When Macnaghten left the room, those officers who understood the significance of the smudge carped among themselves. The old guard were highly suspicious of this new “scientific palmistry” that so intrigued the boss. Use of these newfangled fingerprints in such a high-profile murder investigation could bring ridicule on the Yard. Only once before had a crime-scene fingerprint been accepted in a British court, and that was just for burglary. This was murder. What jury would be willing to send a man to the gallows on the evidence of a gob of sweat smeared on a piece of metal?

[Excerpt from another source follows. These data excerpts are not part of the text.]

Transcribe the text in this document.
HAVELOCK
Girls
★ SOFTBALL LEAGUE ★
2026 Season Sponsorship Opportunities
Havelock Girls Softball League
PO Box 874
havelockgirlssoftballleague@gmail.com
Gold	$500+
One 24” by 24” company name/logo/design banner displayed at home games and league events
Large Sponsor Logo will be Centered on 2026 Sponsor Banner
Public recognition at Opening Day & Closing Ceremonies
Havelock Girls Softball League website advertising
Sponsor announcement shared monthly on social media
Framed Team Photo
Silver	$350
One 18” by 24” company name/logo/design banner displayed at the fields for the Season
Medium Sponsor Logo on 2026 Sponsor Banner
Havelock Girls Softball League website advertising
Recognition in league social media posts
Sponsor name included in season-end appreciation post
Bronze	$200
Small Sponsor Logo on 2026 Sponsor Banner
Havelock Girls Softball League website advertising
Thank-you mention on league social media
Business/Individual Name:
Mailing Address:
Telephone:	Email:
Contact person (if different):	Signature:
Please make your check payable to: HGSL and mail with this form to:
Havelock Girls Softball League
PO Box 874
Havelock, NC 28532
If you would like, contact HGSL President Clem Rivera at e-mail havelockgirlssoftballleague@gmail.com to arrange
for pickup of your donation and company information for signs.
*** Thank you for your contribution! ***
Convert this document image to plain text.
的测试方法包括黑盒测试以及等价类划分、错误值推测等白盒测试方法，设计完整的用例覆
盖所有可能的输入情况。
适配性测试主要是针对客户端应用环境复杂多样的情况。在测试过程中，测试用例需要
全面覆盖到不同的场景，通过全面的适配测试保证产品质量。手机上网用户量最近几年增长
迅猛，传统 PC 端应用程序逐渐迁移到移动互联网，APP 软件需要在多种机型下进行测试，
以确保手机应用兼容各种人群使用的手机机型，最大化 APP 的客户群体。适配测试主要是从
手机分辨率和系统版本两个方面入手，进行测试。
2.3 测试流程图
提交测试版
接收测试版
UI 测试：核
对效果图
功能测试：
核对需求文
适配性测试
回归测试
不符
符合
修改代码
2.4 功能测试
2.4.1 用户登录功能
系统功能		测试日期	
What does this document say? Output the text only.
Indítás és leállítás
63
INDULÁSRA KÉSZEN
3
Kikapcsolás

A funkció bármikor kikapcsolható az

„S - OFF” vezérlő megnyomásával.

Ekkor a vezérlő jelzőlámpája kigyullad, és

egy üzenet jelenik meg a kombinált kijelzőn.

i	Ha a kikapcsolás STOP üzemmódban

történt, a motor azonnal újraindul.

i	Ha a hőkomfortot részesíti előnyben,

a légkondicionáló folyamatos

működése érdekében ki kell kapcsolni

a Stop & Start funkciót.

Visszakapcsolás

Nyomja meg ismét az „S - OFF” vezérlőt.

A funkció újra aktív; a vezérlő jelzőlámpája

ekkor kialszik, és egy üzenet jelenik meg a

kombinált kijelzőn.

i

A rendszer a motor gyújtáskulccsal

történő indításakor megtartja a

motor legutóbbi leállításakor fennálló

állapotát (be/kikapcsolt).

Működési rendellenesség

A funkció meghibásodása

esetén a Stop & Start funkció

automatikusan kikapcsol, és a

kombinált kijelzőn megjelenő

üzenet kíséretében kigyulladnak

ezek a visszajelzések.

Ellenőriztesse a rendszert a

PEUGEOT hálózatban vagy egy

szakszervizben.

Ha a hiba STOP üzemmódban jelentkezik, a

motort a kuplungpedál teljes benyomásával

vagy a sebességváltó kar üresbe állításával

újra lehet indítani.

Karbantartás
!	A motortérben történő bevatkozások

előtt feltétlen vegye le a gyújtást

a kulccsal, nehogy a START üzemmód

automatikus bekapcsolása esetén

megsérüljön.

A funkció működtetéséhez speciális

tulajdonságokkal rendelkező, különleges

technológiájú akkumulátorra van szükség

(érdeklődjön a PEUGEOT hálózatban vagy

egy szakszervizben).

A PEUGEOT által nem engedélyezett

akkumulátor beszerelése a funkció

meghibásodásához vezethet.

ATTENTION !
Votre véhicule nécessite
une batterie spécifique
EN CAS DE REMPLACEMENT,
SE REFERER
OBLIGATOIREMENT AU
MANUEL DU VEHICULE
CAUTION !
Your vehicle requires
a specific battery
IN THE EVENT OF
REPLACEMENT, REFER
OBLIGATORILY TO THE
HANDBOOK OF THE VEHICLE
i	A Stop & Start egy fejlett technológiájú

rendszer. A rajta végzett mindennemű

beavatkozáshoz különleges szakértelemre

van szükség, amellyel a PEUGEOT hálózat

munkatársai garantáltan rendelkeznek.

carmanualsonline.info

Thomas Farrow’s body was barely cold when Detective-Inspector Collins received the cash-box tray later that day. Collins was second in command of the new fingerprint branch, a part of Macnaghten’s CID. Before the 1901 formation of the branch, Collins had, for many years, been forced to use old-fashoned methods of criminal identification, based on measuring bodies, photographing faces, and writing down distinguishing features. These methods were far from reliable. Now, for the first time in his career, Collins had encountered an identification system that actually worked, and he was obsessed with it. He would ultimately dedicate more than twenty-five years of his life to improving and applying the fingerprint technique.
In his office loomed a huge wooden cabinet with 1,024 pigeonholes accommodating each of the classifications into which an individual’s set of ten fingerprints could fall. A handful of fingerprint experts bustled back and forth between their workbenches and the cabinet’s cataloged fingertip impressions. Examined closely, a fingertip reveals a pattern of parallel ridges interspersed with furrows, as though of a diminutive farm field. The furrows are like gutters into which moisture flows so that it is not trapped in a slippery film between the fingertip and whatever it is trying to grip.